A companhia destacou pressões de fluxo de caixa decorrentes da inadimplência da Unimed FERJ, de R$ 864,9 mi reconhecidos no 3T25, e de perdas com depósitos no Banco Master, de R$ 431 mi, além de provisão de R$ 213,9 mi em CDBs dessa instituição. Ao fim de 2025, a dívida líquida financeira foi de R$ 2.821 mi e as aquisições a pagar ex-earn outs totalizaram R$ 965 mi, resultando em alavancagem de 3,5 vezes o EBITDA ajustado anual, enquanto para fins de covenants financeiros a relação apurada foi de 4,3 vezes, levando à negociação de waivers com credores.

Para enfrentar o aumento do endividamento, a Oncoclínicas realizou aumento de capital de R$ 1,4 bi no quarto trimestre de 2025, com emissão de bônus de subscrição proporcional aos acionistas participantes, esperando reduzir a dívida líquida em montante equivalente nos 24 meses seguintes.
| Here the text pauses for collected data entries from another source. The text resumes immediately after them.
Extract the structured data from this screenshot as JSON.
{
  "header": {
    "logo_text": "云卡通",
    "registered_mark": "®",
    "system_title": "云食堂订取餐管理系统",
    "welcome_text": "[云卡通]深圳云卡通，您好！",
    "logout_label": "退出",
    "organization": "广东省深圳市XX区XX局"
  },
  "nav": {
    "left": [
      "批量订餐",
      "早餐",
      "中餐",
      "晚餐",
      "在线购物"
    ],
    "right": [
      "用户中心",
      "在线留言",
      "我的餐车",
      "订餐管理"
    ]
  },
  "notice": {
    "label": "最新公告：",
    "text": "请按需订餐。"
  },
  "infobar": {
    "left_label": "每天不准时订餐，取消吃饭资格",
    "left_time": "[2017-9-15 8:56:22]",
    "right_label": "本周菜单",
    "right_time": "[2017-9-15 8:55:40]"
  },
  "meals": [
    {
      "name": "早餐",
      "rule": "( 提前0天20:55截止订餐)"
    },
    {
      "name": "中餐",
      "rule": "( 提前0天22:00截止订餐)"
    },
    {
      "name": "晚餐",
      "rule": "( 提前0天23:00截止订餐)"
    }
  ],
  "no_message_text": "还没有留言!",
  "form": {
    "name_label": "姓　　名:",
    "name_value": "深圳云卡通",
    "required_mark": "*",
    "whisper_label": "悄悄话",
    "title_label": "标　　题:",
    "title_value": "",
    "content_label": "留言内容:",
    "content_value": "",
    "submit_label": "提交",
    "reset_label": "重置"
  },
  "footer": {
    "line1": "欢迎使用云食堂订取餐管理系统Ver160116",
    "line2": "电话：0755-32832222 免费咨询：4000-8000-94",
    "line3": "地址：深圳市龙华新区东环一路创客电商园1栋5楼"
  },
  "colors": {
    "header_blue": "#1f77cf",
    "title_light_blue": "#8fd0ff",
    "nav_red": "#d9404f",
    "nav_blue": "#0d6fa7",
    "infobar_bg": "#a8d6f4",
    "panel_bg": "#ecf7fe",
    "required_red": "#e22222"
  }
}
A administração também descreveu revisões estratégicas, como desinvestimento em ativos não core, venda do hospital UMC em fevereiro, negociações envolvendo o Hospital Vila da Serra, revisão da operação do Hospital Marcos Morais e rescisão de contratos de built-to-suit em São Paulo e Belo Horizonte.